Saturday, 28 June 2014
Mini Reviews: Five Romance Novellas
This is the fifth book in the Jane Austen Academy series, a modern adaptation of Austen's stories that sees all the heroines attending the same school. This book focused on Emma. I quite liked it. I liked the relationship she had with Knight and I thought it was a pretty accurate portrayal of Emma in a modern setting. It doesn't adapt the whole book, instead picking up a couple of incidents to cover within its limited space, and I think that's for the best. As I've said before, this series is by no means a perfect adaptation of Austen's novels, but it is a fun and easy read and obviously written with a lot of affection.
This novella tells the story of Stella, a girl from the wrong side of the tracks, and Jonah, a rich, popular guy who of course isn't without his own issues. They keep meeting at the cemetary and soon form a connection. This book was OK, it wasn't bad but it didn't blow me away either. It's quite short so of course you don't spend much time with the characters but I don't think that was the reason I didn't really connect with them. They just didn't feel particularly real to me, I suppose. Stella especially seemed to have been created just to deliver a particular message - this book was inspired by the Goodie Two Shoes Foundation as part of the "More Than Words" series after all, so her story relates to that and it just felt like the "lesson" was piled on a bit thick. But I think fans of Katie McGarry would enjoy it anyway.
This book is in the same series as another novella I read recently that I hated, but I'm trying to get through some of the many books I've requested on Netgalley in overexcited moods, and since it was only short I thought I'd read it anyway. I liked it a little better than the other story, but it still wasn't great.
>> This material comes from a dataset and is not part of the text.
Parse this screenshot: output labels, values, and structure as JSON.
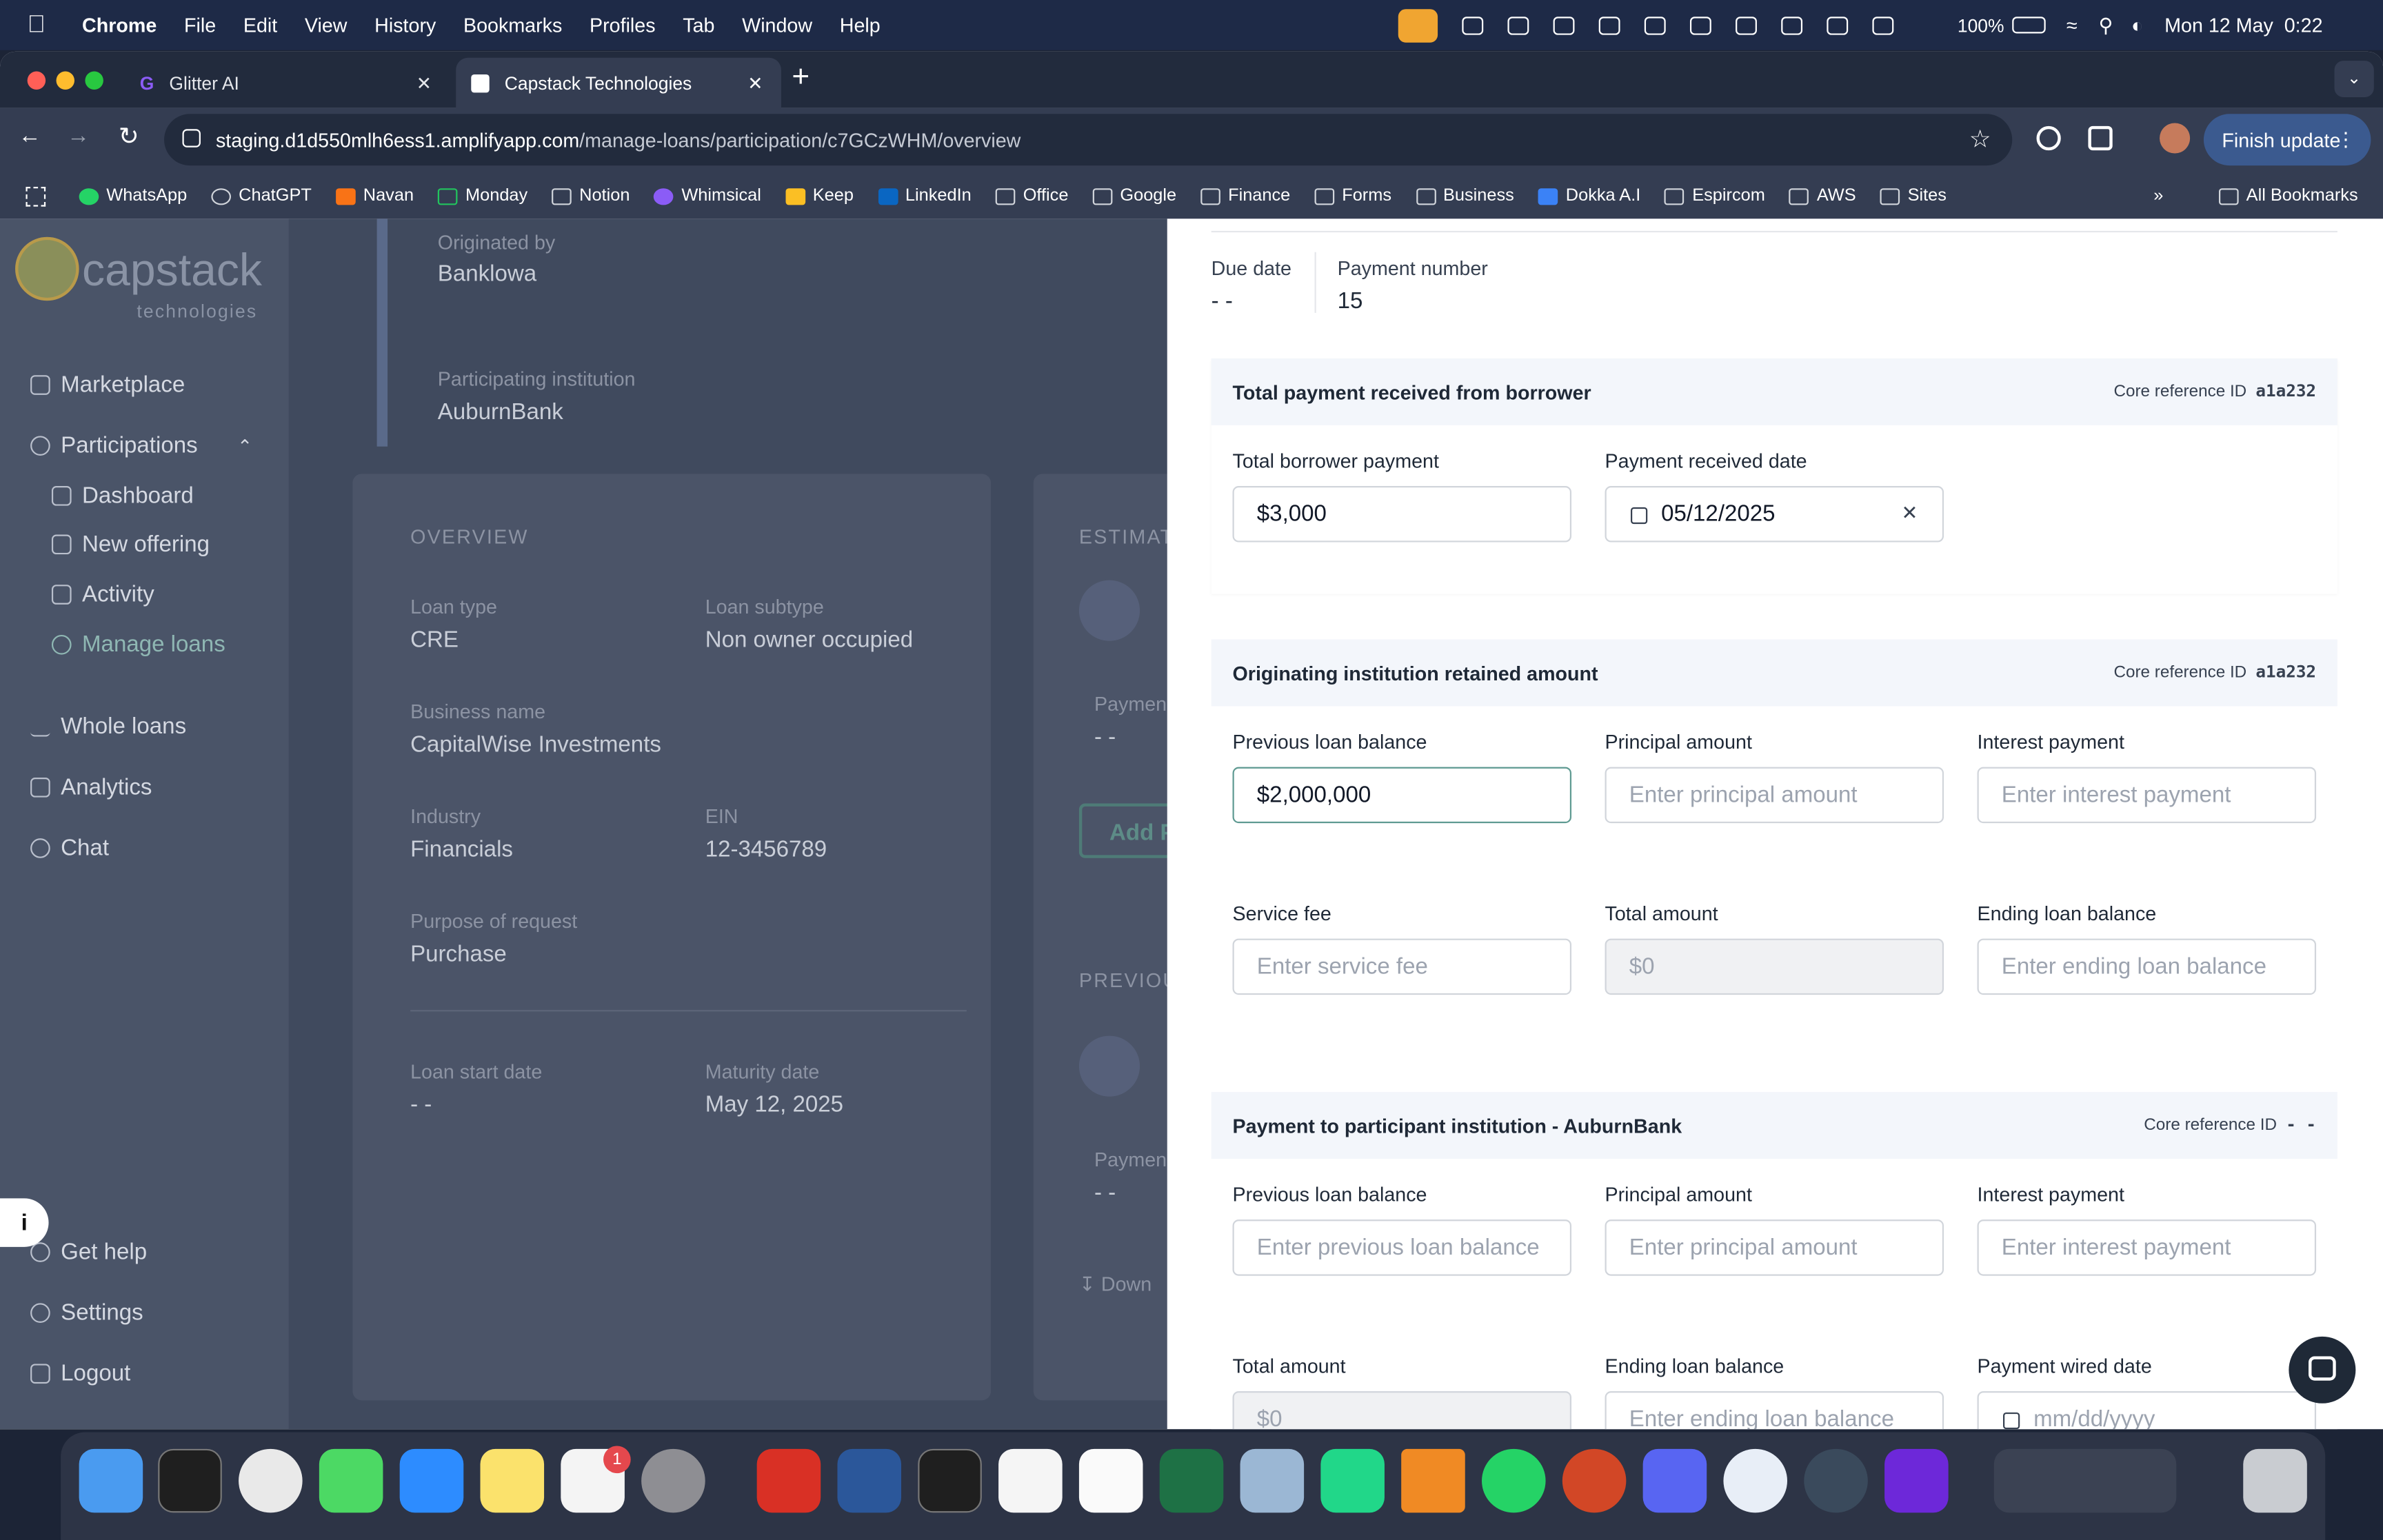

The olde worlde language wasn't quite as bad here and the characters were slightly less annoying. But only slightly. Basically, this book focuses on the newly married Cecelia, who gets "lessons" in how to please her husband (and actually just pleases herself) from her best friend and maid. So yeah it's a lot of sexytimes, but... meh. It's just not very good.
Hero Duty by Jenny Schwartz (via Netgalley)
Jessica is a billionaire who gets bullied by her family. After the recent death of her father, she has to face her wicked step-mother and step-brother, who are trying to take the company that she's inherited away from her. Not feeling strong enough to face them alone, she hires ex-soldier Brodie to be her "emotional bodyguard". The whole premise just made no sense to me and it didn't really become clearer as I read the book. I feel like Jessica didn't even know what she wanted out of Brodie (well, other than sexytimes and love within five minutes of knowing each other), but if you ignore the weak reason they've been thrown together there is some nice scenes between the two. But I didn't actually like either of them, and Brodie in particular was a complete douche multiple times and behaved in completely unrealistic ways. So I didn't love this one. It was a quick read but very underwhelming.
This book actually came out before Hero Duty but I didn't realise it was part of the same series until I started reading the latter. It's about Brodie's brother, Zane, a world champion surfer who is back in his hometown for a press event. He quickly falls for Molly, who works for the local MP and is friends with Zane's granddad. I liked this book a lot more than Hero Duty, the characters were way less annoying. I still didn't love it because I'm not a fan of instalove, and it also didn't make sense that Zane and Molly didn't know each other at all considering they grew up in the same smalltown and apparently knew everyone else, but it was entertaining enough. It would make a good beach read.